Убедившись, что ничего не случилось, он снова захрапел, чтобы убить время.

Как я ни вслушивался, гул мотора ниоткуда не доносился!

Я попытался себе представить, что было бы, если бы вдруг не стало никаких моторов, как во времена майя. Надо же было о чем-то думать. Что касается доставки плит, то изумление по этому поводу мне кажется детским: они просто-напросто сооружали своего рода мостки и волокли по ним каменные глыбы с тем идиотским пренебрежением к человеческим силам, которое как раз и свидетельствует о примитивности их культуры. С другой стороны, их астрономия! По их календарю солнечный год насчитывает, как сообщил нам любитель развалин, 365,2420 дня вместо 365,2422 по современному исчислению; и все же, несмотря на свои успехи в математике, которые нельзя не признать, они не создали никакой техники и тем самым были обречены на гибель.

Наконец прикатил лендровер.

Чудо произошло, когда наш любитель руин услышал, что нам нужно перебраться через границу, в Гватемалу. Он пришел от этого в неописуемый восторг. Он тут же вытащил свою записную книжку, чтобы подсчитать, сколько дней отпуска у него еще осталось. В Гватемале, сказал он, полным-полно городов майя, многие из них еще почти не раскопаны, и, если мы согласны взять его с собой, он постарается, используя свою дружбу с нашим хозяином Лакруа, получить лендровер, хотя нам его дать отказались.

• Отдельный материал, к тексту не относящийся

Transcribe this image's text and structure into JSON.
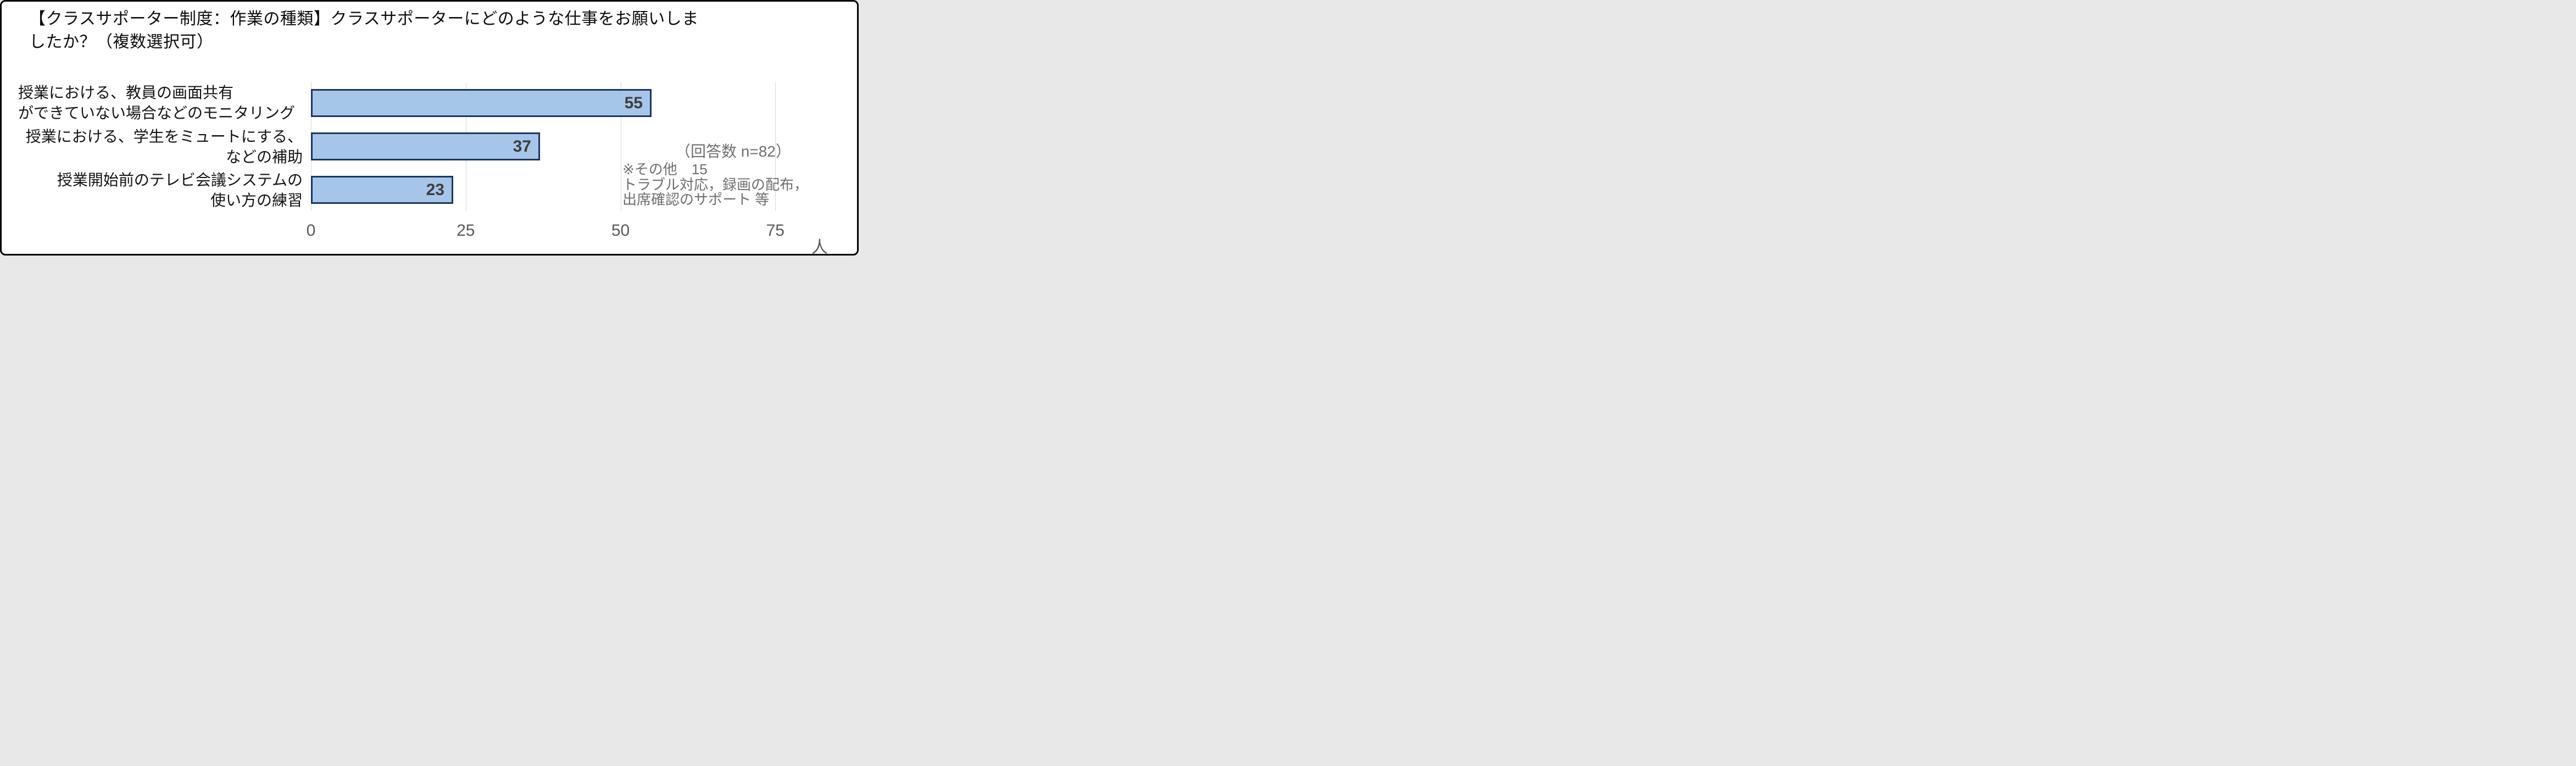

И ему это действительно удалось (за сто песо в день).

Мы стали собираться в дорогу. Это было как раз воскресенье, знойная ночь с расплывшейся луной; и тут выяснилось, что странный шум, будивший меня каждое утро, был музыкой - бренчанием на старинной маримбе, странной музыкой, похожей на стук молотка, начисто лишенной мелодичности, ужасающей музыкой, способной довести до эпилептического припадка. Они справляли какой-то праздник, связанный с полнолунием. Оказывается, каждое утро, перед тем как отправиться на полевые работы, они репетировали, чтобы этой ночью аккомпанировать танцам; и вот теперь пять индейцев остервенело били молоточками по инструменту - это был своего рода ксилофон, длинный, как стол. Я проверял мотор, чтобы избежать аварии в джунглях, и мне было некогда глядеть на эти танцы: я лежал под лендровером. Индианки сидели рядами на площади, почти все с младенцами, сосавшими их шоколадные груди, а танцоры исходили потом и пили кокосовое молоко. В течение ночи народу сходилось все больше, сюда стекались целые племена; девушки не были в национальных костюмах, как обычно, а нарядились для празднования полнолуния в американское готовое платье, и это обстоятельство привело в негодование Марселя, нашего музыканта-бостонца: несколько часов он никак не мог успокоиться. У меня были другие заботы: как пускаться в путь без оружия, без компаса, без самых необходимых вещей! К фольклору я был равнодушен. Я загружал наш лендровер - кто-то же должен был этим заняться, а я это делал с охотой, чтобы поскорей двинуться дальше.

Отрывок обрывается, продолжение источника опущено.